Indeed, volunteering is recommended for victims of much more than a sour mood. A cancer support website encourages sufferers to “contact your local library, church, Chamber of Commerce and find out …what volunteer groups are out there and how you can help. Nothing makes you feel good about yourself more than helping others. By making others happy, you will also make yourself happy. You can’t beat the feeling. It is a natural high!”

I hope very much that people do find that natural high. All I can say is, helping people doesn’t do it for me.

I’ve volunteered in soup kitchens, serving food and washing numerous pans. I’ve tutored disadvantaged kids. I’ve made art projects with muscular dystrophy patients, cutting construction paper and tying bows. I’ve taught Microsoft Word to mothers who need resume help. I’ve passed out vitamins and medical supplies in developing countries.

There is absolutely no doubt in my mind that all of this was worthwhile. I don’t regret doing it for an instant.

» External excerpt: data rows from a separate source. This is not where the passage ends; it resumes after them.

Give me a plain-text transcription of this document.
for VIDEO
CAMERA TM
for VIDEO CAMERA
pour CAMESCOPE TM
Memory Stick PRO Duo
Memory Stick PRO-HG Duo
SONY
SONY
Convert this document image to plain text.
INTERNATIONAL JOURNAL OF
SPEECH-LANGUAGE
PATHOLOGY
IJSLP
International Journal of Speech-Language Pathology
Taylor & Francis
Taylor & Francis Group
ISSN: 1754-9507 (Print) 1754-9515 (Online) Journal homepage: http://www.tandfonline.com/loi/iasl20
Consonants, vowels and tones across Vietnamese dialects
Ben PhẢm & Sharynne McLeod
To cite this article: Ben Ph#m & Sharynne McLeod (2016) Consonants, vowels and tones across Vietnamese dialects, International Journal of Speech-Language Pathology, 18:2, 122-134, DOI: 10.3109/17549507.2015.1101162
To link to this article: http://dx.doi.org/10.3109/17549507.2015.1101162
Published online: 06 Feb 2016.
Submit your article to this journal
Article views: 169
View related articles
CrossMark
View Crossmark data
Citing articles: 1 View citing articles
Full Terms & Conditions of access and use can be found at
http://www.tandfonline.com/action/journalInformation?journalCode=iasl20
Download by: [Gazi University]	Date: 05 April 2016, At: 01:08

What I do question is whether volunteering changed my outlook or helped me overcome the occasional gloomy mood. I certainly agree that people with muscular dystrophy have far greater problems than I do. I recognize that a child in danger of being illiterate is much more in need of attention than, say, my frustrating job search is. I realize that my problems as a young adult—relationship angst, office politics, family squabbles, apartment woes—pale in comparison to the challenges facing Third World people, or any of the people I’ve volunteered with.

Legitimate Issues

But my problems don’t go away, and they don’t become easier to deal with, simply because I’ve interacted with people in more dire straits. Volunteering may put your life into perspective, but your life is still there, filled with legitimate worries and unavoidable issues. Helping people doesn’t calm me down, brighten my mood, or ease the gnawing anxiety I sometimes feel about real things in my life. Believe me, I’ve tried it.

I once spoke with a New Agey guru who espoused the “helping people helps you” philosophy. “What if helping others doesn’t make you feel good?” I asked. “Then you’re not doing it right,” he answered.

Even if it isn’t life-changing or an emotional high, I usually enjoy volunteer work. I plan to continue not for what I get out of it—which, let’s face it, is a pretty selfish reason—but because it’s the right thing to do. Since when did that become such a novel idea?

Well, that’s just swell, Mr. Guru. I’m open to hearing how to do it right whenever you say so. Maybe I’m holding the soup ladle incorrectly?

So helping people doesn’t (noticeably) transform me. Is that a crime? The truth is, I don’t think I’m alone in feeling this. There’s a reason why volunteer groups send out pleading emails and advertise relentlessly. I know plenty of kind, cheerful, selfless people who say they’re going to volunteer and then don’t, or try it for a few weeks and drop out. Volunteering is worthwhile, but post-volunteerism exhilaration is not all it’s cracked up to be. You need to keep at it for reasons other than your personal happiness.

Unfit to Help

There may even be rare occasions when we’re not fit to volunteer. Years ago I had just started at a new college, didn’t know the area or the people, and was feeling down. Remembering the “help others and you’ll feel better yourself” adage, I signed up to adopt a grandparent.

Pity the poor lady whose adopted granddaughter I became. One look at my mopey face must have made her regret signing up. I glumly pushed her wheelchair as we visited shopping centers and shows, but I can’t say either of us had a lot of fun.

Fortunately, my volunteer experiences have generally been positive, and my attitude upbeat. I haven’t, thank God, dragged people down in my wake, as I did with the adopt-a-grandmother.

Helping people doesn’t make me feel bad. I don’t feel exhausted or sapped after a morning at the soup kitchen or school, and I know that some of my skills are useful to people. Even if it isn’t life-changing or an emotional high, I usually enjoy volunteer work. I plan to continue not for what I get out of it—which, let’s face it, is a pretty selfish reason—but because it’s the right thing to do. Since when did that become such a novel idea?

Whether or not volunteering makes me feel warm fuzzies is beside the point. The people I work with are not my personal Prozac, there to bring me long-term happiness. They are people who need help that I can give them. I plan to stick with volunteering—but please spare me the “it will make you feel better” routine. Neither I nor people in need should be saddled with those kinds of expectations.